Her stomach writhed and her throat crackled with dull pain, as empty as the cave her limp body inhabited. This desperate wanting her body felt was foreign to her. This skin lined with goosebumps at the cold air of the cave felt as much a cage as the rocky walls that now held her. She couldn’t recall ever feeling so weak, so defeated. But for the life of her, there was no memory to tell her why. Her mind was blank.

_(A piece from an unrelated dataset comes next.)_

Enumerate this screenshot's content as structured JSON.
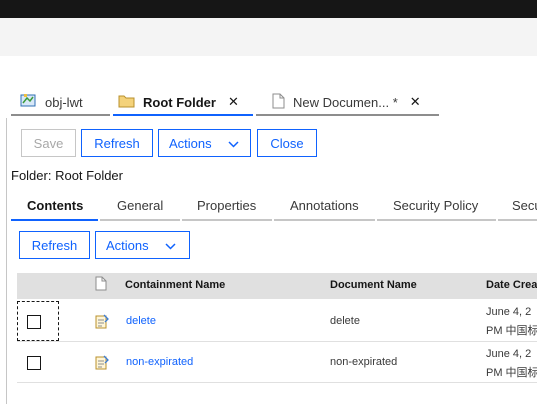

She lay there on in the dank darkness for moments beyond counting, watching the droplets splatter onto her chest with a quiet plop.
Drip.
Drop.
Drip.
Drop.
The droplets moistened the dusty, tattered cloth covering her person, leaving a growing dark splotch. The ache in her throat deepened at the sight. Wa…ter. A vague thought accompanied the pain. Then another. Thir…sty.

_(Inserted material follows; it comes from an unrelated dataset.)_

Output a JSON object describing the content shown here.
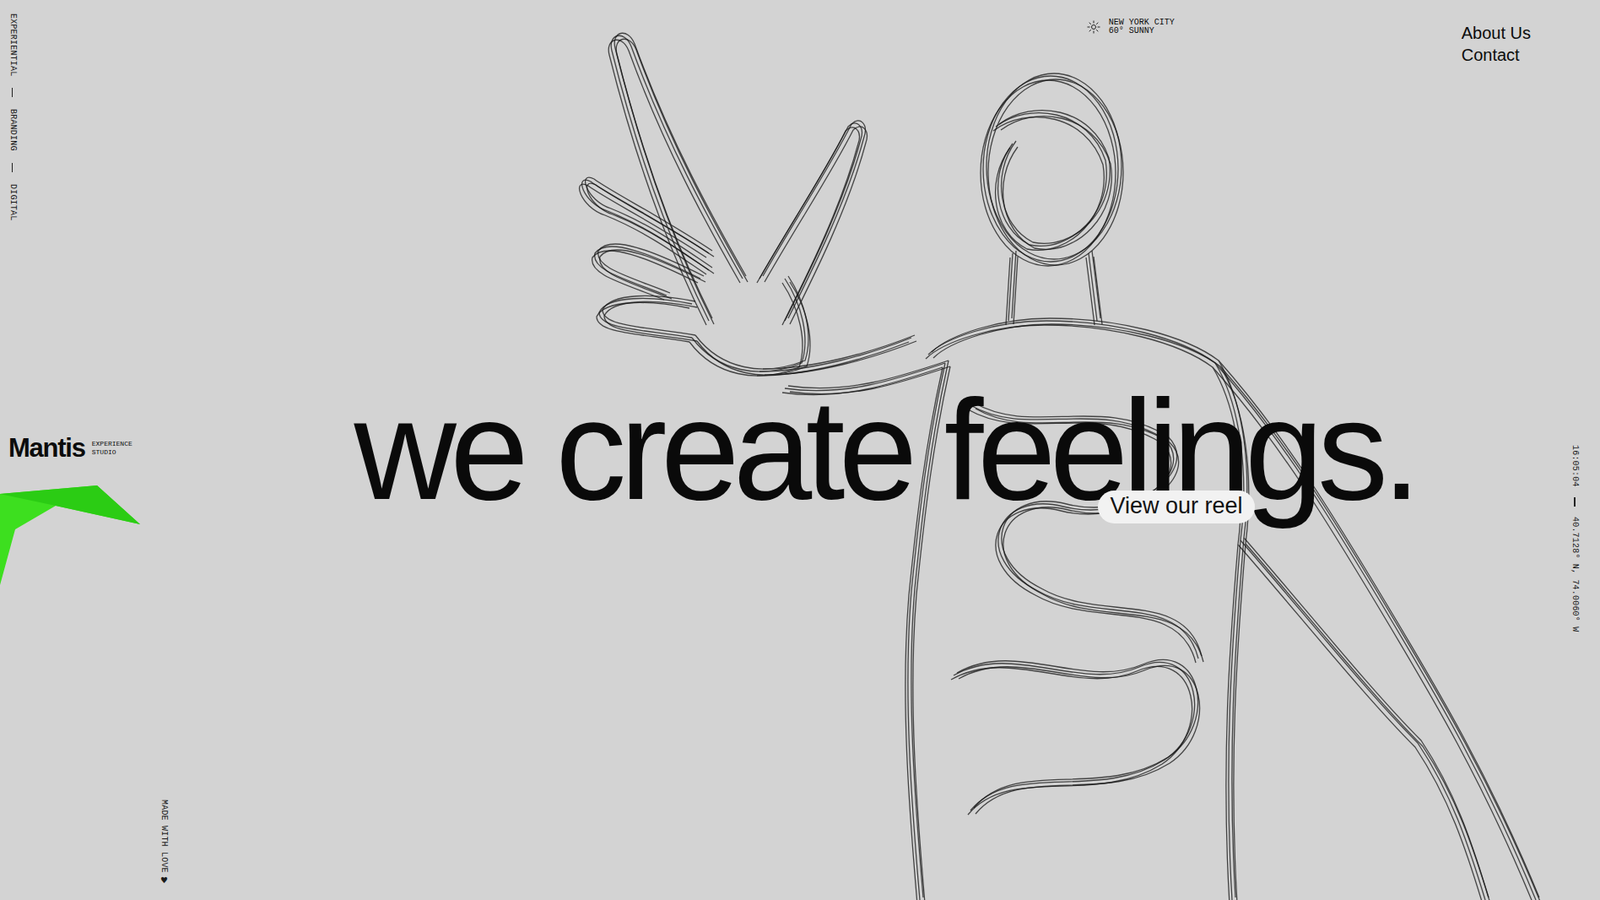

Her body trembled as she struggled to raise herself up. Both hands pressed into the harsh stone beneath and pushed as she lifted her slight form into a sitting position. One arm gave under the weight, causing her to fall sideways. The rocks dug into her arm, leaving bloody scrapes on her skin. She stared at the sight for several moments, watching the small beads of red emerge from the cracks in her flesh.
Water. A sharp thought broke her fixation, and once more she attempted to sit up. The cool air of the cave rushed against her back, sending a chill down her spine. The breeze brought with it the faint scent of smoke. Water dripped onto her lap. Slowly, she cupped her hands and captured the water in her palms, watching as it formed a small pool between her closed fingers. When it was full, she gulped it down.
The cracks in her throat vanished as the cool water slid down it.
A rumble echoed from her stomach. Hungry.
There was nothing there to eat. She was alone with the rocks and the rusted gears and scrap metal. She glanced around, turning her head right and left. In the direction the breeze came from, there was the faintest light. Outside.
Her legs buckled under her weight as she tried to lift herself upward and she landed on the ground with a thud. After several attempts, she stood, legs shaking. The world around her felt as if it were spinning this way and that. Beneath her, where she had lain, an indent in the shape of her slight form where around her, thick piles of dirt and dust had collected. The bits of metal seemed to form a wide circle around the area where she had awoken. What purpose they served was unknown.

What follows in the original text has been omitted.